看着这详尽到甚至有些啰嗦、充满了生活气息的“秘方”,林晓雯先是愕然,随即一股强烈的、近乎荒诞的笑意冲破了心头的阴霾和沉重,让她忍不住“噗嗤”一声笑了出来,越笑越大声,笑得眼泪都快出来了。
“高远……你……你这个人……真是……”她笑得说不出完整的话,手指着那张纸,“……真是疯了!”可那笑声里,却没了之前的鄙夷和愤怒,反而多了一丝连她自己都没察觉的轻松和……隐隐的期待?
高远看着她笑靥如花的样子,心里也松了口气。他知道,有戏了。
“明天早上六点,百货大楼东门。
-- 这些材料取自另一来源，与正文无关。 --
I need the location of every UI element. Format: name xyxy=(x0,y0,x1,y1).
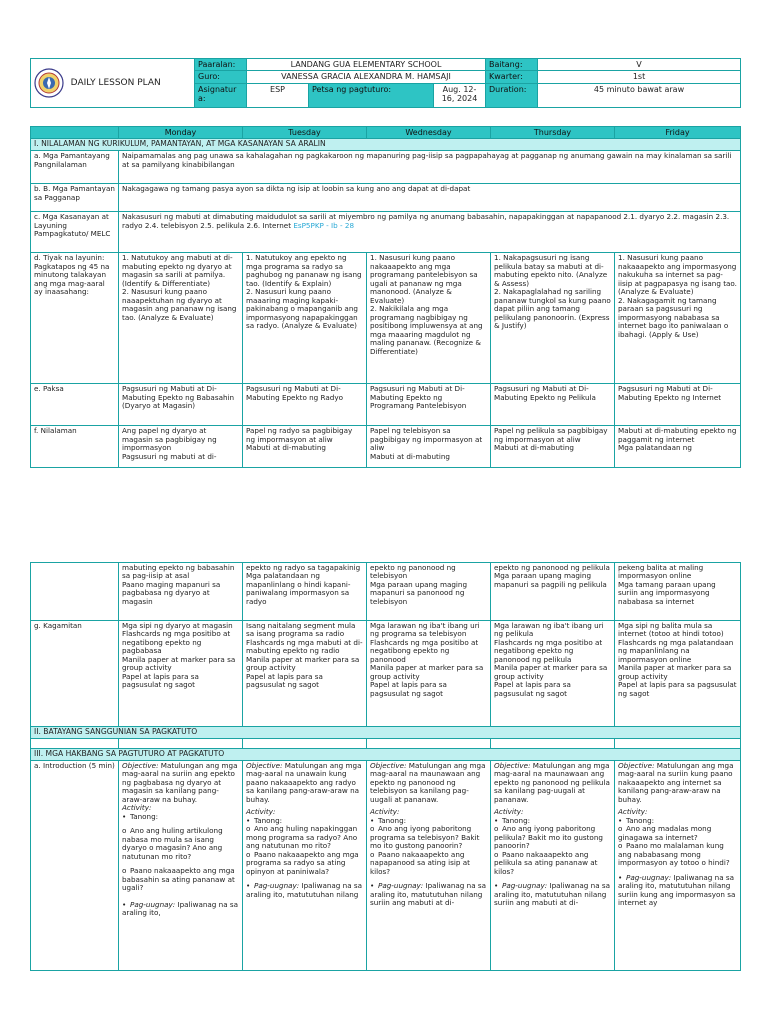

”高远跨上自行车,用力一蹬,车轮转动,他回头,眼神锐利,带着不容拒绝的决断,“带着这张纸来!你要是觉得抹不开面子,觉得我疯了,那就别来!我高远,绝不强求!你不来,我就去找别人合伙!”说完,他不再停留,弓着背,奋力蹬着那辆载着“黄金”的破车,朝着长途汽车站的方向冲去,背影在灼热的阳光下,透着一股破釜沉舟的决绝。
林晓雯的笑声渐渐止住,她站在原地,手里紧紧攥着那张写着凉皮配方的纸,望着高远远去的背影,心绪如同被狂风搅乱的池水,久久无法平静。这个人……真是让人琢磨不透,又……让人忍不住想靠近看看,他到底能疯成什么样?